By permission of Truman G. Palmer, Esq.

GENERAL INTERIOR VIEW OF BEET-SUGAR FACTORY—SHOWING FILTER PRESSES IN FOREGROUND; PANS AND EVAPORATORS IN REAR

The beets are delivered from the washer into an elevator, which takes them to a point near the top of the factory and discharges them into automatic weighing and recording scales. From the scales the beets fall by gravity into the slicing machines.

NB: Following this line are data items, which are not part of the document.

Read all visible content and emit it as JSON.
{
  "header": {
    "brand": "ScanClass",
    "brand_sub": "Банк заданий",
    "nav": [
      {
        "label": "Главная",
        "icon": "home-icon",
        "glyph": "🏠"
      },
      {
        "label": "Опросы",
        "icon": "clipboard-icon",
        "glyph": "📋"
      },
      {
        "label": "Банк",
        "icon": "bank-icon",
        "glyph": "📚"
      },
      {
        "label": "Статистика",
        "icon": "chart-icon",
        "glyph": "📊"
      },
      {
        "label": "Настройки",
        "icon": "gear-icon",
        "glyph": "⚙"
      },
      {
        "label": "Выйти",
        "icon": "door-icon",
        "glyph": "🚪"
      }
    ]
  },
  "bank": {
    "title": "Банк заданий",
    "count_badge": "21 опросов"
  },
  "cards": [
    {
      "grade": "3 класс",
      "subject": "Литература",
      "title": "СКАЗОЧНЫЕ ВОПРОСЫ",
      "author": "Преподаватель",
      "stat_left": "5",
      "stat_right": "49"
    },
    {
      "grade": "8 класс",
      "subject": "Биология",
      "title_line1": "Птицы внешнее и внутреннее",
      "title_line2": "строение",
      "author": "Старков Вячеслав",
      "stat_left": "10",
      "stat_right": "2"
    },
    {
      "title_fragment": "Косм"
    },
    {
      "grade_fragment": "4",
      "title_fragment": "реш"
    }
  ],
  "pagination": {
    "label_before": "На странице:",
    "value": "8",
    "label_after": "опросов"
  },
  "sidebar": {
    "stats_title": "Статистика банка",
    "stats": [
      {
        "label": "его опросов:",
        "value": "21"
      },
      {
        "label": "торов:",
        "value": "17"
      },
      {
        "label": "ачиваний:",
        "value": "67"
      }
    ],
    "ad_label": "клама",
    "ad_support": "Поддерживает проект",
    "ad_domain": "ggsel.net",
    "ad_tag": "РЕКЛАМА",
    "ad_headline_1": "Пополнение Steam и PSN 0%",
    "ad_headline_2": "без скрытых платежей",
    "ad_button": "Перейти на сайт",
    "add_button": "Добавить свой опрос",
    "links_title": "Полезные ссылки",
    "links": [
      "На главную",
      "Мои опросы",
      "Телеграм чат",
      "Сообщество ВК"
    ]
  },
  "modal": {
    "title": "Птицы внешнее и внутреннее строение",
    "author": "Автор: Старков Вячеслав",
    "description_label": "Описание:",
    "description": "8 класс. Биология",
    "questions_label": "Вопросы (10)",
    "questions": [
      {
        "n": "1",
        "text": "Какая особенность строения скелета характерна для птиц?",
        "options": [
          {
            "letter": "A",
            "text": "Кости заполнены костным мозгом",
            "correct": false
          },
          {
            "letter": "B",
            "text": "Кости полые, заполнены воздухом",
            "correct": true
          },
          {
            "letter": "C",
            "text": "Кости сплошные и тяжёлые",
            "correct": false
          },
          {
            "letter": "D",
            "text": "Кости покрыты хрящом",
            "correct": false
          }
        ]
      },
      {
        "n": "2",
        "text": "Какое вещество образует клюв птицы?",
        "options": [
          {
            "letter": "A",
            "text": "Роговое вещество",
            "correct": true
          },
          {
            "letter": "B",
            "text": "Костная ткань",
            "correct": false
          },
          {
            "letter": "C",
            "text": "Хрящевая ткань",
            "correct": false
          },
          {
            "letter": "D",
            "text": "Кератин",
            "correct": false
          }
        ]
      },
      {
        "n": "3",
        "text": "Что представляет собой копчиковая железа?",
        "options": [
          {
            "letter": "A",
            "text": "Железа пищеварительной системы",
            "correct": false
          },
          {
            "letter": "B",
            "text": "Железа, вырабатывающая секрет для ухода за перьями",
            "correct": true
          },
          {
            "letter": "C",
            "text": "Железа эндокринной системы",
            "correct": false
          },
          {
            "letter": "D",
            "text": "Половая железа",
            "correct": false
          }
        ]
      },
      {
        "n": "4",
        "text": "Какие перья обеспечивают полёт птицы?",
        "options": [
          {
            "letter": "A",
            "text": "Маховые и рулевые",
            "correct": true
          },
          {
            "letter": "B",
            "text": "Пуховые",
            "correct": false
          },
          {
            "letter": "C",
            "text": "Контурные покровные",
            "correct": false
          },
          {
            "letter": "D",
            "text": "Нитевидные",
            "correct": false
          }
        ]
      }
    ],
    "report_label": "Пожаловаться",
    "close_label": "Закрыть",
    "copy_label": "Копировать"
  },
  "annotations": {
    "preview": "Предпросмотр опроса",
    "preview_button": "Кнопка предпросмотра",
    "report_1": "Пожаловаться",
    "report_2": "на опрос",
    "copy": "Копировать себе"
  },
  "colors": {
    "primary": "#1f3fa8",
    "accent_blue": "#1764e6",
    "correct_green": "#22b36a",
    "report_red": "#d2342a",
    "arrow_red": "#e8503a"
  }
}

EXTRACTION OF JUICE, SLICING AND DIFFUSION

The slices are made in various shapes and forms. The slicing machines consist of revolving, corrugated knives which cut the beets into long, thin slices or “cossettes.” The object is to produce slices which expose the greatest amount of surface, and yet sufficiently firm to lie not too closely together when placed in the diffusion battery, thereby preventing the circulation of the diffusion liquors. The cossettes are conveyed on an endless belt, or through a hopper, to the cells of the diffusion battery.

As the term implies, the juice in the beet is extracted by diffusion, and not by crushing, as in the case of cane. When two liquids, separated by a membrane, are brought in direct contact with each other and allowed to stand for a time, they mix uniformly without the assistance of mechanical or other force.

Beets are made up of a great number of plant cells, the walls of which are porous membranes. These cells are placed in contact with water or juice of lesser sugar content than the juice in the plant cell, in consequence of which the juice is gradually diffused from the beet and carried away in the circulating water which is added. When this water, or rather juice, has reached a certain stage of concentration, it is drawn out of the cells and sent to the next stage in the process of manufacture.

A diffusion battery, or the apparatus in which the process of diffusion is carried on, consists of a number of tanks or cells, usually from ten to fourteen, cylindrical in shape and terminating in truncated cones provided with covers. There are two ways of arranging the cells of a diffusion battery; in the one case the cells are placed in a straight line; in the other they are grouped in a circle. These cells are filled with cossettes in rotation, and water is introduced into the one in which the cossettes were first placed.